We work on a lot of products – currently 13 different product lines, everything from sheeting to tableware and beach towels – so we have a lot going on all the time. I might meet with the graphic designer to look over a new brochure design and the marketing team to make some decisions on our website and sales etc. We might have a customer coming into the studio to meet with us or an overseas partner coming to work through the new collections for their country. 

I constantly strive to get more creative and design time. I block out days just for creativity and painting, and turn off my inbox! I’m a big believer in creative time, switching off from technology and just going for a walk, or travelling to interesting places and just letting your mind free. It’s hard to have new creative ideas when constantly at a computer. We have a weekly yoga class in the studio: the main reason is to give the team some downtime to just think or zone out. We strive to eat lunch away from our desks and do creative things like little work-shops, or trips just to free our minds, with no pressure attached. 

Where's the growth coming in your business at the moment?

Our biggest growth is coming from our own website and selling directly to customers. I think customers like it because it means they can see the full collection and have the biggest choice. We have also started sourcing other product other than our own that complements our collection on our website.

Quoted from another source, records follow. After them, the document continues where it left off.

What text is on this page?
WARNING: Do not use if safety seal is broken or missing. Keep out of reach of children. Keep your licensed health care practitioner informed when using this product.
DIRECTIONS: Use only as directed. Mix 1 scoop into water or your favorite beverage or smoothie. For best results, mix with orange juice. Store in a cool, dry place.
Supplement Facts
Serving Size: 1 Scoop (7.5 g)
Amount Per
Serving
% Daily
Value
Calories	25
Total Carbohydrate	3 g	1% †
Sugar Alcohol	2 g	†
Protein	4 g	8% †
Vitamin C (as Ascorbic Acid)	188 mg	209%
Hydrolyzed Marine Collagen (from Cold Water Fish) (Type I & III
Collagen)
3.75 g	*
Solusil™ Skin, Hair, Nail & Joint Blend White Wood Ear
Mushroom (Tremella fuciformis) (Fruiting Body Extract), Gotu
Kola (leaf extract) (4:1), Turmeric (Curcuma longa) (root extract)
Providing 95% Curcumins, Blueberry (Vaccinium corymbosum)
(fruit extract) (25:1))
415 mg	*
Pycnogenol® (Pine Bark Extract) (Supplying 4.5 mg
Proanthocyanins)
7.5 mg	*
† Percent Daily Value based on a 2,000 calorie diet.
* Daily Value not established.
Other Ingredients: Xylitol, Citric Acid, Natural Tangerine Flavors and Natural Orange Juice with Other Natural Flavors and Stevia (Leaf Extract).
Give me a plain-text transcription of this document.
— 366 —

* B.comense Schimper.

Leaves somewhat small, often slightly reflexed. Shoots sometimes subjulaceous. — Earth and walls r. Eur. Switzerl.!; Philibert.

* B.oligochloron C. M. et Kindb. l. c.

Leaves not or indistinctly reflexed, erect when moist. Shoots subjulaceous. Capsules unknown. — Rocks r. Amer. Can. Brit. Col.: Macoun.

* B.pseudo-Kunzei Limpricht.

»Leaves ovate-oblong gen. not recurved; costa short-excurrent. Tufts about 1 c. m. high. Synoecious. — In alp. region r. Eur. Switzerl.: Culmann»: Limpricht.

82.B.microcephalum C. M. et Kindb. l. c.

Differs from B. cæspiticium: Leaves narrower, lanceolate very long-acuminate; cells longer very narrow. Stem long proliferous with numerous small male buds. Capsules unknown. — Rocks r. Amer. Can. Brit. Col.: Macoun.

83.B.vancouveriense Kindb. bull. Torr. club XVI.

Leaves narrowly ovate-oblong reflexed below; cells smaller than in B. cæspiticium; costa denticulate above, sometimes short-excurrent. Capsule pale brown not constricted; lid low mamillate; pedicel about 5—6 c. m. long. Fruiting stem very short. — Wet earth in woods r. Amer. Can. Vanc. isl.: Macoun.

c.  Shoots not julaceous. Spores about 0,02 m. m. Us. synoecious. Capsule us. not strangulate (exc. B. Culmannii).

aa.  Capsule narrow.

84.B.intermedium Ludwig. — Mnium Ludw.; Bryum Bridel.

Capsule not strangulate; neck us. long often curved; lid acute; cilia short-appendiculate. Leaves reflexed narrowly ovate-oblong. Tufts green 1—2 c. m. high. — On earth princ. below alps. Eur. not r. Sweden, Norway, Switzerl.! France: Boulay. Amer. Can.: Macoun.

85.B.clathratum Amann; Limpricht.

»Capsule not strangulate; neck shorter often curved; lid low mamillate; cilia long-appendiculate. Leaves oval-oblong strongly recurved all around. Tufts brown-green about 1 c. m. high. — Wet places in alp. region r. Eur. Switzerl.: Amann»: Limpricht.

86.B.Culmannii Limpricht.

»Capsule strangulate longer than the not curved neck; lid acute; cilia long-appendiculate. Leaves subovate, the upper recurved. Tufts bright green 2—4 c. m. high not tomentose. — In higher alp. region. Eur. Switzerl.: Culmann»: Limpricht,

Fabric and bedding are growing really strongly for us – they are consistently our two strongest areas. Bedding in particular is now a worldwide product so we are seeing brilliant growth in new territories such as the US and Canada. 

Wisteria fabric

What are the specific challenges of designing for Bluebellgray?

We have very high standards! I want to give our customers the best products possible and a brilliant experience so if something isn’t amazing we won’t add it to our collection, even if we have done a lot of work on it.

It does become more challenging the bigger you become – there is a tipping point where the line between commerciality and the exciting creativity can go too far in the safe commercial direction. It’s so important that the exciting new things keep coming through to keep everything fresh and modern. Sometimes it’s a challenge to encourage stores to buy the less safe new design choices. 

Where do you find your inspiration?

I find my team inspiring every day. I work with 13 incredible, amazing creative people who bring something really special to my life. Their outlook and aesthetics are constantly inspiring and they make my life better and more full creatively. We constantly spark off each other.

I also love travel for inspiration, looking at things that you have never seen before can be incredibly inspiring and exciting. I’ve just come back from a trip to Marrakech which was amazing – it was bursting with incredible colours and imagery. 

How important is it for you to support the next generation of designers?

I feel really passionate about supporting the next generation of designers. Design is an ever-evolving thing and to keep the world a wonderful, inspiring and exciting place we need to make sure the new designers coming through have the support and encouragement to reach their potential and allow their creativity to flourish. 

What do you look for in great textile design?

For me it’s about originality, people ploughing their own path, looking for inspiration in the real world rather than looking at other designers’ work as a starting point. That pureness of inspiration shows in the end result and creates really exciting designs. A great sense of colour is important to me too – interesting colour palettes are a thing of magic!